Plaudern über die Peitsche

SEOUL. (dpa) Südkorea befindet sich im Streit um das nordkoreanische Atomprogramm zunehmend im Dilemma. Nach dem von Pjöngjang verkündeten Nukleartest erwarten vor allem die USA von ihrem Bündnispartner in Seoul, dass er die Sanktionsbeschlüsse des Weltsicherheitsrats gegen das Regime im Norden konsequent befolgt.
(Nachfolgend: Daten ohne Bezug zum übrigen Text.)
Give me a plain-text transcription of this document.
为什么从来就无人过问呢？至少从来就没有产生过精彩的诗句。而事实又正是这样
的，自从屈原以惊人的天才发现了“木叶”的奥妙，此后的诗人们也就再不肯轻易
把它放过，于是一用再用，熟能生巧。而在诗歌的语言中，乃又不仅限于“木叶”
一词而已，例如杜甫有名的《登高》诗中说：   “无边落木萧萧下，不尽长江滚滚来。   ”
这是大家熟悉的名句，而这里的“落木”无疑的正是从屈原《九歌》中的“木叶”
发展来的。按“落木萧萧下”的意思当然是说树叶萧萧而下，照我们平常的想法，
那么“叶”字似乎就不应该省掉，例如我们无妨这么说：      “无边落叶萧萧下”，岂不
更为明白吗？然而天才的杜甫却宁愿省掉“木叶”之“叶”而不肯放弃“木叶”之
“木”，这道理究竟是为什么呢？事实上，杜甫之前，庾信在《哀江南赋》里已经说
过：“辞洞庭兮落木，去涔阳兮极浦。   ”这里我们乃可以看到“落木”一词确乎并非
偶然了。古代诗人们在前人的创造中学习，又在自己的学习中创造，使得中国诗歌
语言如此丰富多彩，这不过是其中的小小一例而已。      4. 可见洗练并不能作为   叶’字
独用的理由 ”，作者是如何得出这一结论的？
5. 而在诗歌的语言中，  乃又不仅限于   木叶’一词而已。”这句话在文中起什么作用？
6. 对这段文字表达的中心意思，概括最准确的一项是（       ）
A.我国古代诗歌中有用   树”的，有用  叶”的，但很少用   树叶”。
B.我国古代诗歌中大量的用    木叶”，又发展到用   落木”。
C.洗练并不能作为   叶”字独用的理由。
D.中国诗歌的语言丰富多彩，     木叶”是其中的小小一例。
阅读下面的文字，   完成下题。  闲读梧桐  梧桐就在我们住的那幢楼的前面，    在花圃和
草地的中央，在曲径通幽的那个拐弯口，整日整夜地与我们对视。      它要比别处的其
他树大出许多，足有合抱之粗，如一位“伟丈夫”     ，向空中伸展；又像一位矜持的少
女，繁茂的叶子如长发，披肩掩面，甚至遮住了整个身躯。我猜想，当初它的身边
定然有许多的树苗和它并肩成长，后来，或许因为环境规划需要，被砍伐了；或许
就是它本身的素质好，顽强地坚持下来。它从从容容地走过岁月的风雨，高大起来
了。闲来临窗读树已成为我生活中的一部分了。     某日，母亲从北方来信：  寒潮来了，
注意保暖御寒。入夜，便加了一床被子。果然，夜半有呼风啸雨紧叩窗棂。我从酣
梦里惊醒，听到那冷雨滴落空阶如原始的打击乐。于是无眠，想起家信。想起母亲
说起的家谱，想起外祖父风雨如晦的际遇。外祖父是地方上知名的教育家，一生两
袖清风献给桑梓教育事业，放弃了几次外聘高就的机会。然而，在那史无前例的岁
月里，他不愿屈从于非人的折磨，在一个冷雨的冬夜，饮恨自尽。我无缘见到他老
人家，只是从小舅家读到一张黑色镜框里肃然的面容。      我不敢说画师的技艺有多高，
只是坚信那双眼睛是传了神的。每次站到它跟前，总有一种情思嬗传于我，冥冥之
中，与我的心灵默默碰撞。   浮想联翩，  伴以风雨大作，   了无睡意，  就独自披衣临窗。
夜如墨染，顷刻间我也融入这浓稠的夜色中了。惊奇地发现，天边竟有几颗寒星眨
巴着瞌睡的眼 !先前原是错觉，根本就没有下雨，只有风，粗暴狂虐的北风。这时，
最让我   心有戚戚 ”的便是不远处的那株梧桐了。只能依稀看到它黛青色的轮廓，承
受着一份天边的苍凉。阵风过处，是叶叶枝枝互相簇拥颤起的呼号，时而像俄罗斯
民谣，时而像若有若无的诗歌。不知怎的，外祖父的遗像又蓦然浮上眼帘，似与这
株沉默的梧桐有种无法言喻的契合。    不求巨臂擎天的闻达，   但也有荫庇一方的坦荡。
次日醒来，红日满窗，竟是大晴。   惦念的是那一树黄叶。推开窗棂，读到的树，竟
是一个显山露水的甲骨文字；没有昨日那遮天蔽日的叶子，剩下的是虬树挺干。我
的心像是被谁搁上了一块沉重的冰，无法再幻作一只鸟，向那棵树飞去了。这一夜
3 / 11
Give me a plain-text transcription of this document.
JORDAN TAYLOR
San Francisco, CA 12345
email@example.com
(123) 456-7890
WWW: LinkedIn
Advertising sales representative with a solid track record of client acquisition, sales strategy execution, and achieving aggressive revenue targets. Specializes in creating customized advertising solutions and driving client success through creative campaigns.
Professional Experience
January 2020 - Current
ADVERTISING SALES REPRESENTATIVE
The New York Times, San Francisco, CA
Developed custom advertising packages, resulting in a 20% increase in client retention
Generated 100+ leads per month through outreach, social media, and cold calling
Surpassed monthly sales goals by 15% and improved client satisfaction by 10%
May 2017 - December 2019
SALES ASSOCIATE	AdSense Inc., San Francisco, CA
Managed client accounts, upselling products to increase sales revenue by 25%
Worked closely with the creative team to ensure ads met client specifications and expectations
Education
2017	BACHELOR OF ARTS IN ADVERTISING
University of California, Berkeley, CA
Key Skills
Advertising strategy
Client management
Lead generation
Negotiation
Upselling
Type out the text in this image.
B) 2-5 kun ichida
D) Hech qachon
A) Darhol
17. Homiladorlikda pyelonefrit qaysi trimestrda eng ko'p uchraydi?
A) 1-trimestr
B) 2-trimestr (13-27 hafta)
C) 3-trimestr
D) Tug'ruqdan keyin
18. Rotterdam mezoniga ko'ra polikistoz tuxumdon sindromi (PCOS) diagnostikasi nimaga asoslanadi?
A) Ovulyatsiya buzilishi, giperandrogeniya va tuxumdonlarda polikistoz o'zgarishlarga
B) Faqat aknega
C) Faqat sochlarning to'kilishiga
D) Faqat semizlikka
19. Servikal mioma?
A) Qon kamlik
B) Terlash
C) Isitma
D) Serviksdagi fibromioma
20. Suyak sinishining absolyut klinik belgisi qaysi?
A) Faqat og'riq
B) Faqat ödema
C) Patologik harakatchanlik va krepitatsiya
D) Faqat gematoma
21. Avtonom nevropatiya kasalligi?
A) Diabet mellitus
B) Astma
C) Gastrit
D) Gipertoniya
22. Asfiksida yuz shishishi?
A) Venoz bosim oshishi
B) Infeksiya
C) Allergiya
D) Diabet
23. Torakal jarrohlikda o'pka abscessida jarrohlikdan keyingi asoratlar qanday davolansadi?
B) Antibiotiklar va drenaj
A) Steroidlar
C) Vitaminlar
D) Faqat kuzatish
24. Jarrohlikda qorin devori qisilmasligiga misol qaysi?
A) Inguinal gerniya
Dies hat die Regierung auch am Donnerstag US-Außenministerin Condoleezza Rice in Seoul noch einmal versichert, doch will Südkorea möglichst die wirtschaftliche Zusammenarbeit mit dem kommunistischen Nachbarn beibehalten. Nach Auffassung Seouls sind die Kooperationsprojekte nicht Ziel der Finanzsanktionen und des Handelsembargos für Rüstungsgüter. Der politische Druck auf die südkoreanische Regierung nimmt derweil zu. Im eigenen Land werden die Rufe nach einer Kursänderung in der bisherigen Nordkorea-Politik immer lauter. Kritiker sehen die Annäherungspolitik schon seit langem als gescheitert an. Das Hauptargument der konservativen Opposition: Die Wirtschaftsprojekte mit Nordkorea dienen dem stalinistischen Regime als "Dukatenesel", mit dem es seine Atomwaffenentwicklung finanziert. In diesem Zusammenhang geht es vor allem um zwei Projekte, die mit viel Engagement und Geld aus Südkorea entstanden. Das eine ist ein Industriepark in der nordkoreanischen Stadt Kaesong. Das andere ist das Tourismusprojekt im Kumgang-Gebirge an der nordkoreanischen Ostküste. Vor allem letzteres hat großen Symbolcharakter für Südkorea, weil es das erste Projekt war, das Südkoreanern den Zugang in den abgeschotteten Norden bescherte. Trotz des seit knapp drei Jahren schwelenden Konflikts um das Atomprogramm Nordkoreas hielt der südkoreanische Präsident Roh Moo Hyun an der "Sonnenscheinpolitik" seines Vorgängers Kim Dae Jung konsequent fest. Seoul setzt vor allem auf den Langzeiteffekt eines "Wandels durch Handel". Die Hoffnung ist, Pjöngjang langsam zu einer Öffnung bewegen zu können.Weitere Spannungen befürchtet

Den USA dürften die innerkoreanischen Kooperationsprojekte jedoch ein Dorn im Auge sein. Indirekte Kritik kam zuletzt vom US-Chefunterhändler für die Sechs-Länder-Gespräche über den Atomstreit, Christopher Hill. Kumgang scheine dem Ziel zu dienen, "den nordkoreanischen Regierungsstellen Geld zu geben", sagte er in Seoul. Die UN-Sanktionsbeschlüsse bergen nach einhelliger Auffassung große Probleme für Südkorea. Es wird vor allem befürchtet, dass eine Einstellung der Kooperationsprojekte als Druckmittel die militärischen Spannungen wieder anheizen könnte. Allerdings hatte Seoul schon die Lieferungen von Hilfsgütern an den verarmten Norden ausgesetzt. Vielen geht das nicht weit genug. Südkorea laufe Gefahr, in eine Situation zu geraten, in der es zur Geisel der nordkoreanischen Bedrohungen wird, meint der Experte Kim Tae Woo vom Institut für Verteidigungsanalyse in Seoul. Nach seiner Meinung ist es Zeit, dem Regime in Nordkorea nicht mehr "Zuckerbrot" zu geben, sondern die "Peitsche" zu zeigen. Eine Debatte über einen möglichen Zusammenbruch des Regimes in Pjöngjang ist derweil für die Regierung in Seoul tabu. Ein Kollaps könnte schließlich in Nordkorea zu einer Kurzschlussreaktion führen. Angesichts der nuklearen Bedrohung hat jedoch auch Präsident Roh nun die eigene Annäherungspolitik offen in Frage gestellt und von Änderungen gesprochen. Doch von einer kompletten Abweichung vom bisherigen Kurs ist bisher nicht die Rede. Erst ein zweiter befürchteter Atomtest würde Seoul wahrscheinlich zu einer vollkommenen Umkehr zwingen.